Ayda iki sanatçının dışında küratöryel çalışmalarımız da oluyor. Biz kendimize küratör demiyoruz ve bir kurulla vs çalışmıyoruz. Biz yine dürtüsel olarak kendi içimizde Bilsar ekibi olarak çalışıyoruz. Aylık bir araya getirdiğimiz sanatçılar oluyor. Belli bir tema çerçevesinde birbiriyle konuşan… Yani iki tane farklı sanatçı iki farklı iş ama belli bir tema çerçevesinde o aylık programı oluşturuyorlar. Ama buna bir tema ismi vermiyoruz. Bizim için, biz her zaman arka plandayız, sanatçı ve sanatçının işi ise ön planda… Zaten genel kurumsal kimliğimize de bakarsanız sanatçı odaklı, onu ön plana çıkaran bir yapımız var. Onun dışında küratöryel işbirliklerimiz de var. İlkini İpek Yeğinsü ile geçtiğimiz ay gerçekleştirdik. “Kesişen Yazgılar: Calvino’ya Saygı” konsepti çerçevesinde… Dört sanatçılı bir çalışmaydı. Tek seferde tek iş gösterdiğimiz için dört hafta dört sanatçı şeklinde gerçekleşti. Bir koleksiyoner seçkisi ve konuşması yapmayı istiyoruz. Evlerde kapalı olan ve insanlarla bir araya gelemeyen çok fazla seçki var. Video alan ve koleksiyonlarında yer veren koleksiyonerlerin de hepsi birbirinden çok farklı. Onun dışında bazı inisiyatiflerle işbirliği yapmak da istiyoruz. Şu anda ise 4. Uluslararası Mardin Bienali’yle paralel bir sergimiz var. Bienal sanatçılarından John Gerrard ve Senem Gökçe Oğultekin’in işlerini ilk iki hafta ve son iki hafta olarak Mardin Bienali’ne paralel etkinlik olarak yer veriyoruz. Bu çerçevede, Bilsart’ta John Gerrard’ın Mardin Bienali’ndeki işinin farklı bir versiyonu izlenebilecek.”

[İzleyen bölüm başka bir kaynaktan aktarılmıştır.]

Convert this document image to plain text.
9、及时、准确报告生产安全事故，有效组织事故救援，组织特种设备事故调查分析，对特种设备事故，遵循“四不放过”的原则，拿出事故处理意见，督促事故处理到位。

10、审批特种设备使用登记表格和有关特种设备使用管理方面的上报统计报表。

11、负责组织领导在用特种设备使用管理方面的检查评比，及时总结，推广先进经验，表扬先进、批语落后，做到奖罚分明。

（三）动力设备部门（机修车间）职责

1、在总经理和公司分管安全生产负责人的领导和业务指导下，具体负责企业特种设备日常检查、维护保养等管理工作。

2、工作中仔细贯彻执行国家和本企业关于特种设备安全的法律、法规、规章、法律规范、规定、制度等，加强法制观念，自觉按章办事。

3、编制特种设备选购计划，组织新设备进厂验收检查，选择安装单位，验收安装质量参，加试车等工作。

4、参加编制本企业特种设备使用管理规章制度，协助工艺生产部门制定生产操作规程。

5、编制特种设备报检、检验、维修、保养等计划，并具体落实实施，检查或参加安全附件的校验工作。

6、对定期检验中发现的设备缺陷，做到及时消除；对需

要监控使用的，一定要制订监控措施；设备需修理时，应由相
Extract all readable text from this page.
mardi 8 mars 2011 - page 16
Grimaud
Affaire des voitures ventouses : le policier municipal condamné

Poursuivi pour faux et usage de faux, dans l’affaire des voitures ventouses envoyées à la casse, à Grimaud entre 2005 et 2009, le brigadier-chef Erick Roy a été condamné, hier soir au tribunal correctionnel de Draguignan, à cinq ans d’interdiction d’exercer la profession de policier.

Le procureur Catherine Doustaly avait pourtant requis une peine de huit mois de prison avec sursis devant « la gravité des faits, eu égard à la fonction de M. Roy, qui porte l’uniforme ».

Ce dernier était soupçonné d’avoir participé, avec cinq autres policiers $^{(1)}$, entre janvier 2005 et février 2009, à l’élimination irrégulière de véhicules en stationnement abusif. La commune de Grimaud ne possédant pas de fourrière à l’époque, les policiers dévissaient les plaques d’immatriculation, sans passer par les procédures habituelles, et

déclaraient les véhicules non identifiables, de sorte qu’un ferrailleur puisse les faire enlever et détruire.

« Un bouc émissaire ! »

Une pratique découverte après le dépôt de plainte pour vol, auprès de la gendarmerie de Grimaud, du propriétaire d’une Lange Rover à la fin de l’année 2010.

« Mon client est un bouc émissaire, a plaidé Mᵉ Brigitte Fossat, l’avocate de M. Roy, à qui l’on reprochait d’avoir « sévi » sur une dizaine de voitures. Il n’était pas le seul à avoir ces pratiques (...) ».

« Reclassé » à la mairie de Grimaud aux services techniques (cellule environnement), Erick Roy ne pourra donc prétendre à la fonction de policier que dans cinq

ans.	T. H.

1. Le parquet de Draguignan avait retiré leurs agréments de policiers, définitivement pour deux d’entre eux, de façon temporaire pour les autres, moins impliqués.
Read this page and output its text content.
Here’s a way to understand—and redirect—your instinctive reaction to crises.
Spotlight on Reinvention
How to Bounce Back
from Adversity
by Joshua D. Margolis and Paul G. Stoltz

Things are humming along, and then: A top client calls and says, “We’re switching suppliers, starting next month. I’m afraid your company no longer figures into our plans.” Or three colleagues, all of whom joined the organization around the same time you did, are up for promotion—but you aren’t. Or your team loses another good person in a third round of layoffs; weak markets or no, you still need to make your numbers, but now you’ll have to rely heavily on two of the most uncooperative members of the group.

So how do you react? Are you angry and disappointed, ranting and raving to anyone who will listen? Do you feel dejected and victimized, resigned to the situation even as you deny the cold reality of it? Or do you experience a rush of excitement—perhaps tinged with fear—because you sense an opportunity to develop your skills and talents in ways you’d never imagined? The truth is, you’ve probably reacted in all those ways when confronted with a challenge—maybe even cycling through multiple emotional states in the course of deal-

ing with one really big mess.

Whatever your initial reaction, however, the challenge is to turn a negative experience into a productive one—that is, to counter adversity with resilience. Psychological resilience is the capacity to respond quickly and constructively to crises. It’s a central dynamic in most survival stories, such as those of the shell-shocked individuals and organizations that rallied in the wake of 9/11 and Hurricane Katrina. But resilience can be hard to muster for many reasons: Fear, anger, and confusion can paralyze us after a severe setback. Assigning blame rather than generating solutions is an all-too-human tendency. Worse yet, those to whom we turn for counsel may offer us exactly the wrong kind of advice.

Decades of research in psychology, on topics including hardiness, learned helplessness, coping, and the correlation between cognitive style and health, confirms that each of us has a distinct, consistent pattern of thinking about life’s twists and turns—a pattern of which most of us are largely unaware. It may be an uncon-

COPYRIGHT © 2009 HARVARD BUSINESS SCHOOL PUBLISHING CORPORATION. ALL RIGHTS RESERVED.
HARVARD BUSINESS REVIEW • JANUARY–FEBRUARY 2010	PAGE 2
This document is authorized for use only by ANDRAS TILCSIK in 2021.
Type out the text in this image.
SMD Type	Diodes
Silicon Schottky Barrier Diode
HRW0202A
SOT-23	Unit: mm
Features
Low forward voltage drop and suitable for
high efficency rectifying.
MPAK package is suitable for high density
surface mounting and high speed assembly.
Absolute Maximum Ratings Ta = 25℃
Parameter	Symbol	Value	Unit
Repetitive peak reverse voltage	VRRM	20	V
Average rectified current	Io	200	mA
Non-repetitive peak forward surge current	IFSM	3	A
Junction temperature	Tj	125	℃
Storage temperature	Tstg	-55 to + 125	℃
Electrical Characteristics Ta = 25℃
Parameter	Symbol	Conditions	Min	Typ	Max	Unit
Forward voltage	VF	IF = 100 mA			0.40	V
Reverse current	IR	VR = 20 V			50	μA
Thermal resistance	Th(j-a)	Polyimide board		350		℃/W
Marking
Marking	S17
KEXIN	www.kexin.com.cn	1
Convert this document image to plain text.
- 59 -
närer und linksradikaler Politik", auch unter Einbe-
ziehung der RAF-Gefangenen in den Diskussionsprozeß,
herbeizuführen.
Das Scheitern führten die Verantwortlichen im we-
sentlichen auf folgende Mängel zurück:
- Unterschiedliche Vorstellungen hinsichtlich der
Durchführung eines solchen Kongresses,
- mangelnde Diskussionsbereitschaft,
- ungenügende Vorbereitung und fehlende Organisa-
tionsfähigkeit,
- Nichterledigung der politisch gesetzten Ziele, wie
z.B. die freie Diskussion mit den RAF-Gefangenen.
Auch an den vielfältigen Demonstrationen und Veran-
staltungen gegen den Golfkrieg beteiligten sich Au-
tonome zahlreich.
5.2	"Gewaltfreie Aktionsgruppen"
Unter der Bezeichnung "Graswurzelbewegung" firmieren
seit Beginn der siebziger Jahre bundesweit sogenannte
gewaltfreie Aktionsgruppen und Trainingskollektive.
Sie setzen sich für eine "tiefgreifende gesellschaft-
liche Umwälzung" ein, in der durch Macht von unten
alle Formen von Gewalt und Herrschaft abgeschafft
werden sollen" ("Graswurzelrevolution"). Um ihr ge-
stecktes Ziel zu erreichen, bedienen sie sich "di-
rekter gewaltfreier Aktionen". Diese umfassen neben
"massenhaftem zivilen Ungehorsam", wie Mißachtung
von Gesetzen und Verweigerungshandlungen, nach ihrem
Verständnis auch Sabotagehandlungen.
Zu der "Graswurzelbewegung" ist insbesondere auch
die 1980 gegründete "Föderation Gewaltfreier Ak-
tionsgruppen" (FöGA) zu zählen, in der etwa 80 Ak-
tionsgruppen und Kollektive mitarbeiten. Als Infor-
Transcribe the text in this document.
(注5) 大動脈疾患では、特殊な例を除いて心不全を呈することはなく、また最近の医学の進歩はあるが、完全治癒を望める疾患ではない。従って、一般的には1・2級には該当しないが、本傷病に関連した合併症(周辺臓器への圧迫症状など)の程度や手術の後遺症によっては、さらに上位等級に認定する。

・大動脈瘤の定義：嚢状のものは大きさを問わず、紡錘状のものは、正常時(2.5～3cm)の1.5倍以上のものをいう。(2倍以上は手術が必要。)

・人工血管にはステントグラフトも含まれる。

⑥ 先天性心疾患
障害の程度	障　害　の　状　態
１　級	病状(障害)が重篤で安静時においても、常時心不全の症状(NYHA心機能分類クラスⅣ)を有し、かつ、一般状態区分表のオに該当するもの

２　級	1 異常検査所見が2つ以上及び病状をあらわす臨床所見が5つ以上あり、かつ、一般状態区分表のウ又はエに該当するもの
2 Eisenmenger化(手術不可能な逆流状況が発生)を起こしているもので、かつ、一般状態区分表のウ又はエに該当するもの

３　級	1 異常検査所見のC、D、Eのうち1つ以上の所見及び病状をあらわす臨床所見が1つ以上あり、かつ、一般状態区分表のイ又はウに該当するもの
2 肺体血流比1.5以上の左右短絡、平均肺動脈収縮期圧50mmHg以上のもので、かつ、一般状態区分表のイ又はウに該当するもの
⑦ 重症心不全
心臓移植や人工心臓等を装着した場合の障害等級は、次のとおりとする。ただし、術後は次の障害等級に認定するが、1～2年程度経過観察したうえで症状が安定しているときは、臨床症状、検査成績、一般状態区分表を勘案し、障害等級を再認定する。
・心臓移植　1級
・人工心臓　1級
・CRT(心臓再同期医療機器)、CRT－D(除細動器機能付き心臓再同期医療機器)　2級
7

Flaubert bir sanat biçimini, bir başkasından yola çıkarak açıklamanın olanaksız olduğuna ve büyük tabloların hiçbir açıklamayı gerektirmediğine inanıyordu. Braque, ideal konuma bir tablo önünde hiçbir şey söylemediğimizde ulaşılacağını düşünüyordu. Bize bu görüşleri aktaran edebiyatçı ve aynı zamanda sanat üzerine yazılarıyla da tanınan Julian Barnes ise bambaşka bir fikre sahip. Ona göre bu konuma ulaşmaktan çok uzağız. Şeyleri açıklamayı, tartışmayı seven iflah olmaz sözsel varlıklarız. Barnes, “Bizi afallatan ya da varlığıyla suskunluğa iten ender sayıda resim vardır,” diyor. “Ve böyle olduğunda bile, gömüldüğümüz söz konusu suskunluğu açıklamayı istemeden ve anlamadan önce sadece çok kısa bir zamanın geçmesi yeterlidir.” Bense merak ediyorum. Tüm bu isimler John Gerrard gibi çağdaş sanatçıların işleriyle ya da B3 evindeki gibi kendi aralarında konuşan, özgün hikayelere sahip koleksiyonlarla karşılaşsalardı, tepkileri ne olurdu acaba?